Speaking via Zoom from his home Mr Isherwood said: “The Welsh Government’s delay in re-opening the economy has been damaging to the fragile Welsh economy.
“Take passenger transport. Through the Confederation of Passenger Transport, the industry presented a proposal to the Welsh Government on 15th May which would enable operators to ramp up bus services, with full costings. They have still not received a considered official response.
“Wales is now the only country in the United Kingdom that has not agreed funding for transport operators to begin to ramp up services to cover costs for additional services.
“Take our vital bed and breakfast sector. In England and Scotland, grants are available to B&B operators who did not qualify for any other COVID-19 grant support schemes.
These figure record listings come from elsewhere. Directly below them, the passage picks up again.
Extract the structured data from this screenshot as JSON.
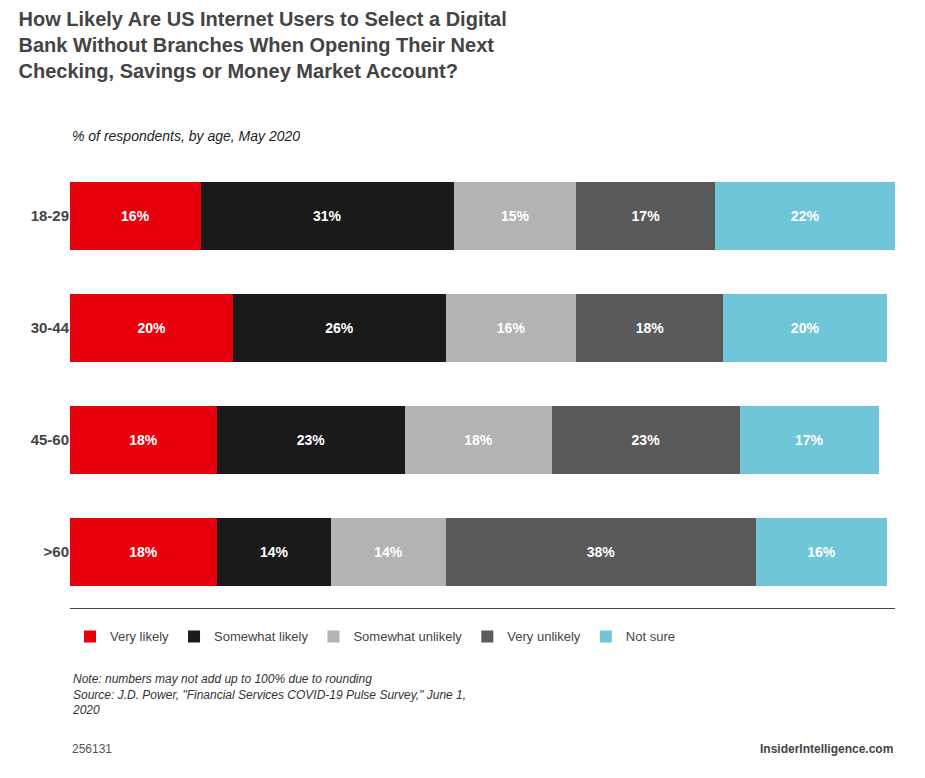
{
  "chart_data": {
    "type": "bar",
    "orientation": "horizontal",
    "stacked": true,
    "title": "How Likely Are US Internet Users to Select a Digital\nBank Without Branches When Opening Their Next\nChecking, Savings or Money Market Account?",
    "subtitle": "% of respondents, by age, May 2020",
    "categories": [
      "18-29",
      "30-44",
      "45-60",
      ">60"
    ],
    "series": [
      {
        "name": "Very likely",
        "color": "#e8000d",
        "values": [
          16,
          20,
          18,
          18
        ],
        "value_labels": [
          "16%",
          "20%",
          "18%",
          "18%"
        ]
      },
      {
        "name": "Somewhat likely",
        "color": "#1a1a1a",
        "values": [
          31,
          26,
          23,
          14
        ],
        "value_labels": [
          "31%",
          "26%",
          "23%",
          "14%"
        ]
      },
      {
        "name": "Somewhat unlikely",
        "color": "#b3b3b3",
        "values": [
          15,
          16,
          18,
          14
        ],
        "value_labels": [
          "15%",
          "16%",
          "18%",
          "14%"
        ]
      },
      {
        "name": "Very unlikely",
        "color": "#5a5a5a",
        "values": [
          17,
          18,
          23,
          38
        ],
        "value_labels": [
          "17%",
          "18%",
          "23%",
          "38%"
        ]
      },
      {
        "name": "Not sure",
        "color": "#6ec6d8",
        "values": [
          22,
          20,
          17,
          16
        ],
        "value_labels": [
          "22%",
          "20%",
          "17%",
          "16%"
        ]
      }
    ],
    "xlim": [
      0,
      101
    ],
    "data_labels": true,
    "tick_labels": "y",
    "grid": false,
    "legend": "bottom",
    "annotations": [
      "Note: numbers may not add up to 100% due to rounding",
      "Source: J.D. Power, \"Financial Services COVID-19 Pulse Survey,\" June 1,\n2020",
      "256131",
      "InsiderIntelligence.com"
    ]
  }
}
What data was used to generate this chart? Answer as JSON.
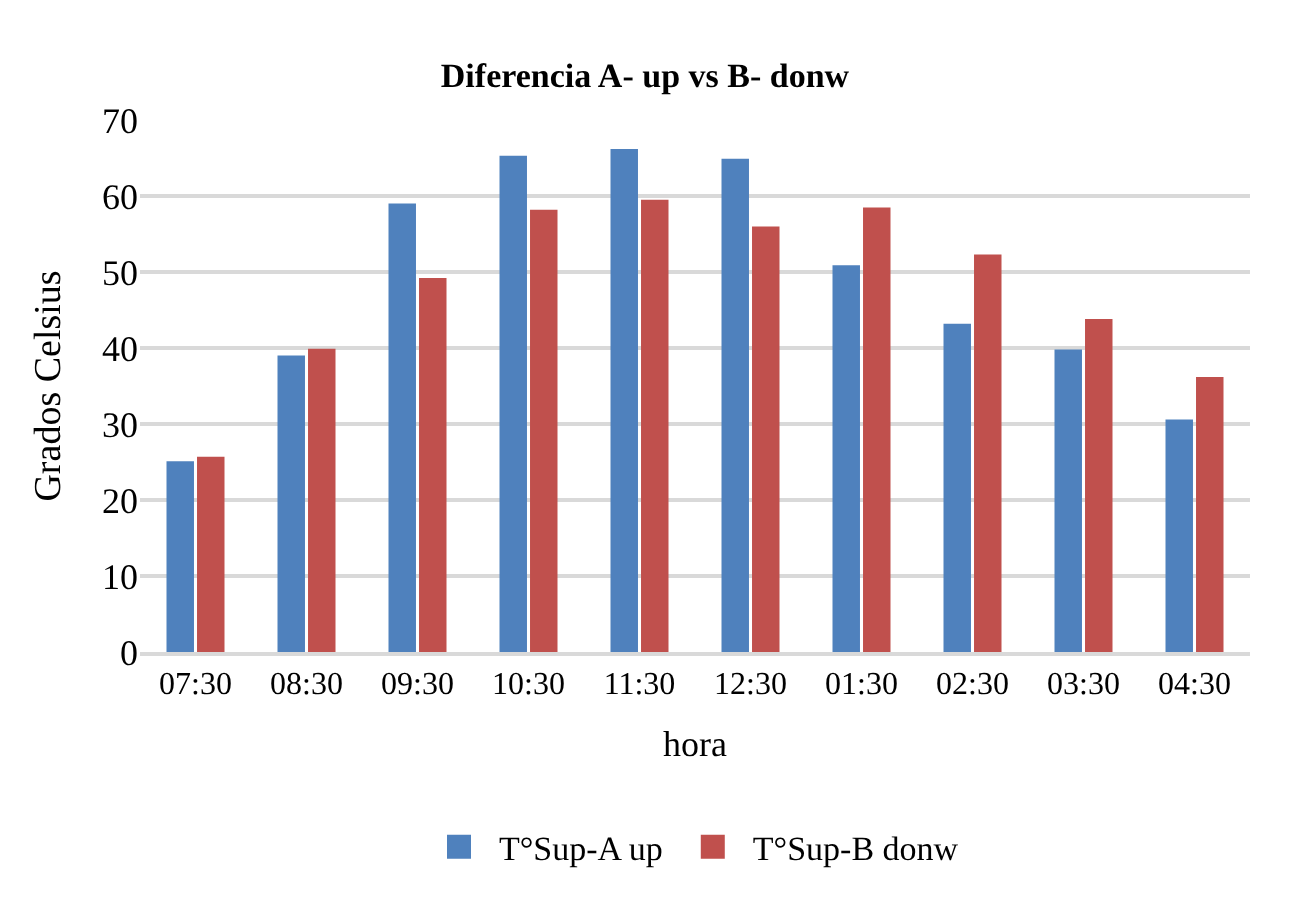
{
  "chart_data": {
    "type": "bar",
    "title": "Diferencia A- up vs B- donw",
    "xlabel": "hora",
    "ylabel": "Grados Celsius",
    "categories": [
      "07:30",
      "08:30",
      "09:30",
      "10:30",
      "11:30",
      "12:30",
      "01:30",
      "02:30",
      "03:30",
      "04:30"
    ],
    "series": [
      {
        "name": "T°Sup-A up",
        "color": "#4f81bd",
        "values": [
          25.1,
          39,
          59,
          65.3,
          66.2,
          64.9,
          50.9,
          43.2,
          39.8,
          30.6
        ]
      },
      {
        "name": "T°Sup-B donw",
        "color": "#c0504d",
        "values": [
          25.7,
          39.9,
          49.2,
          58.2,
          59.5,
          56,
          58.5,
          52.3,
          43.8,
          36.2
        ]
      }
    ],
    "ylim": [
      0,
      70
    ],
    "yticks": [
      0,
      10,
      20,
      30,
      40,
      50,
      60,
      70
    ],
    "grid": "y",
    "legend": "bottom"
  }
}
In Wales, legitimate businesses have been denied access to equivalent grants.
“Take our crucial Housing Market. The Welsh Government has failed to open the housing market in Wales alongside the rest of the UK. Within Wales, viewings can only take place in vacant properties and house moves are only allowed where a sale has been agreed but not yet completed.
“Within England, people are allowed to sensibly view properties that are occupied, provided that initial viewings are done online, and that physical viewings only take place with serious buyers and are done by appointment only."
Mr Isherwood added: “Take Holiday let businesses. The Welsh Government has announced that self-catering businesses could reopen on 13 July as long as they adhere to the government guidelines and the Economy Minister, Ken Skates, told North Wales media that comprehensive guidance has been put in place for the tourism and hospitality sector to ensure that the sector can be restarted in a safe way.
“However, self-catering businesses are telling me they have just spoken to their council and that it doesn't have the guidance.
“Take our Town Centres. The Centre for Towns found that Wales is the worst performing area of the UK with regards to its economic well-being, and that specific communities, including ex-industrial towns in parts of Wales, will need an effective support mechanism at a local level to support businesses plan their recovery strategies.”